So many topics, so little time. I had intended to focus only on setting AWS code pipelines for each component of TGIMBA. However, as with many things in life, you need to take advantage of opportunities when they present themselves. One such opportunity presented itself to me in the form of a Machine Learning course. More specifically, Professor Andrew Ng’s Machine Learning course on Coursera (see reference #1). I am taking the course at my own pace (tough to keep up while working full time). The first algorithm covered is Linear Regression.
Conceptually, it is pretty straight forward. Given a list of x,y coordinates, the algorithm (once computed) provides a f(x) line slope formula that will give an average of the available x,y coordinates. If you wanted to predict the location of y for a given x, you can.
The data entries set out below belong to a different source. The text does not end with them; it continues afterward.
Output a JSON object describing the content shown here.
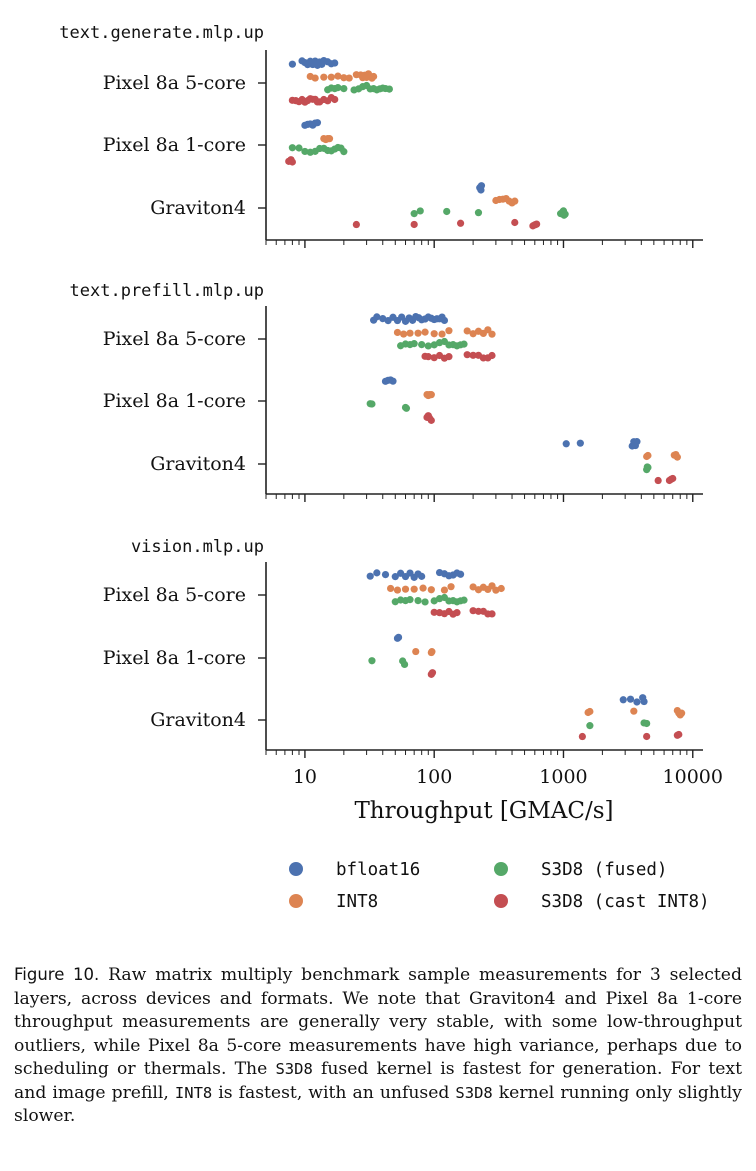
{
  "figure": {
    "xlabel": "Throughput [GMAC/s]",
    "x_ticks": [
      10,
      100,
      1000,
      10000
    ],
    "x_tick_labels": [
      "10",
      "100",
      "1000",
      "10000"
    ],
    "xscale": "log",
    "xlim": [
      5,
      12000
    ],
    "categories": [
      "Pixel 8a 5-core",
      "Pixel 8a 1-core",
      "Graviton4"
    ],
    "series_colors": {
      "bfloat16": "#4c72b0",
      "INT8": "#dd8452",
      "S3D8 (fused)": "#55a868",
      "S3D8 (cast INT8)": "#c44e52"
    },
    "legend": [
      {
        "label": "bfloat16",
        "color": "#4c72b0"
      },
      {
        "label": "S3D8 (fused)",
        "color": "#55a868"
      },
      {
        "label": "INT8",
        "color": "#dd8452"
      },
      {
        "label": "S3D8 (cast INT8)",
        "color": "#c44e52"
      }
    ]
  },
  "chart_data": [
    {
      "type": "scatter",
      "title": "text.generate.mlp.up",
      "xlabel": "",
      "ylabel": "",
      "categories": [
        "Pixel 8a 5-core",
        "Pixel 8a 1-core",
        "Graviton4"
      ],
      "series": [
        {
          "name": "bfloat16",
          "values": [
            [
              8,
              9.5,
              10,
              10.5,
              11,
              11.5,
              12,
              12.5,
              13,
              13.5,
              14,
              15,
              16,
              17
            ],
            [
              10,
              10.5,
              11,
              11.5,
              12,
              12.5
            ],
            [
              225,
              228,
              230,
              232
            ]
          ]
        },
        {
          "name": "INT8",
          "values": [
            [
              11,
              12,
              14,
              16,
              18,
              20,
              22,
              25,
              27,
              28,
              29,
              30,
              31,
              33,
              34
            ],
            [
              14,
              14.5,
              15,
              15.5
            ],
            [
              300,
              320,
              340,
              360,
              380,
              400,
              420
            ]
          ]
        },
        {
          "name": "S3D8 (fused)",
          "values": [
            [
              15,
              16,
              17,
              18,
              20,
              24,
              26,
              28,
              30,
              32,
              34,
              36,
              38,
              40,
              42,
              45
            ],
            [
              8,
              9,
              10,
              11,
              12,
              13,
              14,
              15,
              16,
              17,
              18,
              19,
              20
            ],
            [
              70,
              78,
              125,
              220,
              950,
              990,
              1000,
              1010,
              1030
            ]
          ]
        },
        {
          "name": "S3D8 (cast INT8)",
          "values": [
            [
              8,
              8.5,
              9,
              9.5,
              10,
              10.5,
              11,
              11.5,
              12,
              12.5,
              13,
              14,
              15,
              16,
              17
            ],
            [
              7.5,
              7.8,
              8
            ],
            [
              25,
              70,
              160,
              420,
              580,
              600,
              610,
              620
            ]
          ]
        }
      ]
    },
    {
      "type": "scatter",
      "title": "text.prefill.mlp.up",
      "xlabel": "",
      "ylabel": "",
      "categories": [
        "Pixel 8a 5-core",
        "Pixel 8a 1-core",
        "Graviton4"
      ],
      "series": [
        {
          "name": "bfloat16",
          "values": [
            [
              34,
              36,
              40,
              44,
              48,
              52,
              56,
              60,
              64,
              68,
              72,
              76,
              80,
              85,
              90,
              95,
              100,
              105,
              110,
              115,
              120
            ],
            [
              42,
              44,
              46,
              48
            ],
            [
              1050,
              1350,
              3400,
              3500,
              3600,
              3700
            ]
          ]
        },
        {
          "name": "INT8",
          "values": [
            [
              52,
              58,
              65,
              75,
              85,
              100,
              115,
              130,
              180,
              200,
              220,
              240,
              260,
              280
            ],
            [
              88,
              90,
              92,
              95
            ],
            [
              4400,
              4500,
              7200,
              7400,
              7600
            ]
          ]
        },
        {
          "name": "S3D8 (fused)",
          "values": [
            [
              55,
              60,
              65,
              70,
              80,
              90,
              100,
              110,
              120,
              130,
              140,
              150,
              160,
              170
            ],
            [
              32,
              33,
              60,
              61
            ],
            [
              4400,
              4450,
              4500
            ]
          ]
        },
        {
          "name": "S3D8 (cast INT8)",
          "values": [
            [
              85,
              90,
              100,
              110,
              120,
              130,
              180,
              200,
              220,
              240,
              260,
              280
            ],
            [
              88,
              90,
              92,
              95
            ],
            [
              5400,
              6600,
              6800,
              7000
            ]
          ]
        }
      ]
    },
    {
      "type": "scatter",
      "title": "vision.mlp.up",
      "xlabel": "",
      "ylabel": "",
      "categories": [
        "Pixel 8a 5-core",
        "Pixel 8a 1-core",
        "Graviton4"
      ],
      "series": [
        {
          "name": "bfloat16",
          "values": [
            [
              32,
              36,
              42,
              50,
              55,
              60,
              65,
              70,
              75,
              80,
              110,
              120,
              130,
              140,
              150,
              160
            ],
            [
              52,
              53
            ],
            [
              2900,
              3300,
              3700,
              4100,
              4200
            ]
          ]
        },
        {
          "name": "INT8",
          "values": [
            [
              46,
              52,
              60,
              70,
              82,
              95,
              120,
              135,
              200,
              220,
              240,
              260,
              280,
              300,
              330
            ],
            [
              72,
              95,
              96
            ],
            [
              1550,
              1600,
              3500,
              7600,
              7800,
              8000,
              8200
            ]
          ]
        },
        {
          "name": "S3D8 (fused)",
          "values": [
            [
              50,
              55,
              60,
              65,
              75,
              85,
              100,
              110,
              120,
              130,
              140,
              150,
              160,
              170
            ],
            [
              33,
              57,
              59
            ],
            [
              1600,
              4200,
              4400
            ]
          ]
        },
        {
          "name": "S3D8 (cast INT8)",
          "values": [
            [
              100,
              110,
              120,
              130,
              140,
              150,
              200,
              220,
              240,
              260,
              280
            ],
            [
              95,
              97
            ],
            [
              1400,
              4400,
              7600,
              7800
            ]
          ]
        }
      ]
    }
  ],
  "caption": {
    "label": "Figure 10.",
    "t1": " Raw matrix multiply benchmark sample measurements for 3 selected layers, across devices and formats. We note that Graviton4 and Pixel 8a 1-core throughput measurements are generally very stable, with some low-throughput outliers, while Pixel 8a 5-core measurements have high variance, perhaps due to scheduling or thermals. The ",
    "code1": "S3D8",
    "t2": " fused kernel is fastest for generation. For text and image prefill, ",
    "code2": "INT8",
    "t3": " is fastest, with an unfused ",
    "code3": "S3D8",
    "t4": " kernel running only slightly slower."
  }
}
However, after I started working through the example, the math didn’t add up. I worked through what I thought the correct implementation of the algorithm, but it wasn’t correct. I posted some questions, but I was not able to get a concrete example of the algorithm. So, I looked around online and found an excellent example. In the article “Simple Linear Regression Tutorial for Machine Learning”, Jason Brownlee illustrates a complete math example of a single variable linear regression.
- Make a get request
- View Results
The ‘structure’ of the program follows the article’s math flow.
The process is
- Get the data sets
- Calculate the mean X and Y values
- Calculate the numerator
- Calculate Numerator – Part One
- Calculate Numerator – Part Two
- Calculate the Denominator
- Make a prediction
What was really cool about this experience was having a complete example. My next blog post will deal with taking a data set from Professor Ng’s class and seeing if Mr. Brownlee’s math holds up. If so, I will expand it to multiple variables.